Using the delta method with no survivorship bias other than ignoring the last year of every player’s career, this is the aging curve I arrived at after chaining all of the deltas. This is the typical curve you will see in most of the prior research.
1977-2016 Aging Curve using Delta Method Without Correcting for Survivorship Bias
Here is the same curve after completing all season two’s with projections. For example, let’s say that a player is projected to hit .300 in his age 30 season and he hits .250 in only 150 PA (his manager benches him because he’s hit so poorly). His in-season projection would change because of the .250. It might now be .290. So I complete a 600 PA season by adding 450 PA of .290 hitting to the 150 PA of .250 hitting for a complete season of .280 in 600 PA.
If that same player hits .320 in season two in 620 PA then I add nothing to his season two data. Only players with less than 600 PA have their seasons completed with projections. How do I weight the season pairs? Without any completion correction, as in the first curve above, I weighted each season pair by the harmonic mean of the two PA. With correction, as in the second curve above, I weighted each pair by the number of PA in season one. This corrects for intra-season survivorship bias in season one as well.

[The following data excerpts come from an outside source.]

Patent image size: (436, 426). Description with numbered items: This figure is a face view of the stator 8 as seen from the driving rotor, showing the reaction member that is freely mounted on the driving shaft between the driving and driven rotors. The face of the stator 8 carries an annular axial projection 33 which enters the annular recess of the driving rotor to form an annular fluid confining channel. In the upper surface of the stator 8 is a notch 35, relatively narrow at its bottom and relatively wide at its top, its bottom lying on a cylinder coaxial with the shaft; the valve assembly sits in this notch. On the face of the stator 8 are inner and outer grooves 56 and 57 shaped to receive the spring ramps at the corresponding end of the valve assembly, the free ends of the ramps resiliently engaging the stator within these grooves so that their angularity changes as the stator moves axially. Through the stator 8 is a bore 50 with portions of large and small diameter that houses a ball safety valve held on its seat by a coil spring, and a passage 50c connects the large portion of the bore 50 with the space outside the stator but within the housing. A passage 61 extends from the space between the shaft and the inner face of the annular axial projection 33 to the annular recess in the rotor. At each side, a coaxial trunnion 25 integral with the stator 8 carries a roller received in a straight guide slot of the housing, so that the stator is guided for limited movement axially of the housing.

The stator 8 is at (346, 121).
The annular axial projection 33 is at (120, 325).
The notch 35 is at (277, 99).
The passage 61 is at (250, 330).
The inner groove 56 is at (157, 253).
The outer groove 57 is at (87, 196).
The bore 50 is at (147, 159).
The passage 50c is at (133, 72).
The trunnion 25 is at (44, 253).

1977-2016 Aging Curve using Delta Method and Correcting for Survivorship Bias
You can see that in the first curve, uncorrected for survivorship bias, players gain around 40 points in wOBA from age 21 to age 27, seven points per year, plateau from age 27 to 28, then decline by also around seven points a year after that. In the second curve, after we correct for survivorship bias, we have a slightly quicker ascension from age 21 to 26, more than eight points per year, a plateau from age 26 to age 27, then a much slower decline at around 3 points per year.
Keep in mind that these curves represent all players from 1977 to 2016. It is likely that aging has changed significantly from era to era due to medical advances, PED use and the like. In fact, if we limit our data to 2003 and later, after the so called steroid era, we get an uncorrected curve that plateaus between ages 24-28 and then declines by an average of 9 points a year from age 28 to 41.
In my next installment I’ll do some survivorship corrections for components like strikeout and walk percentage.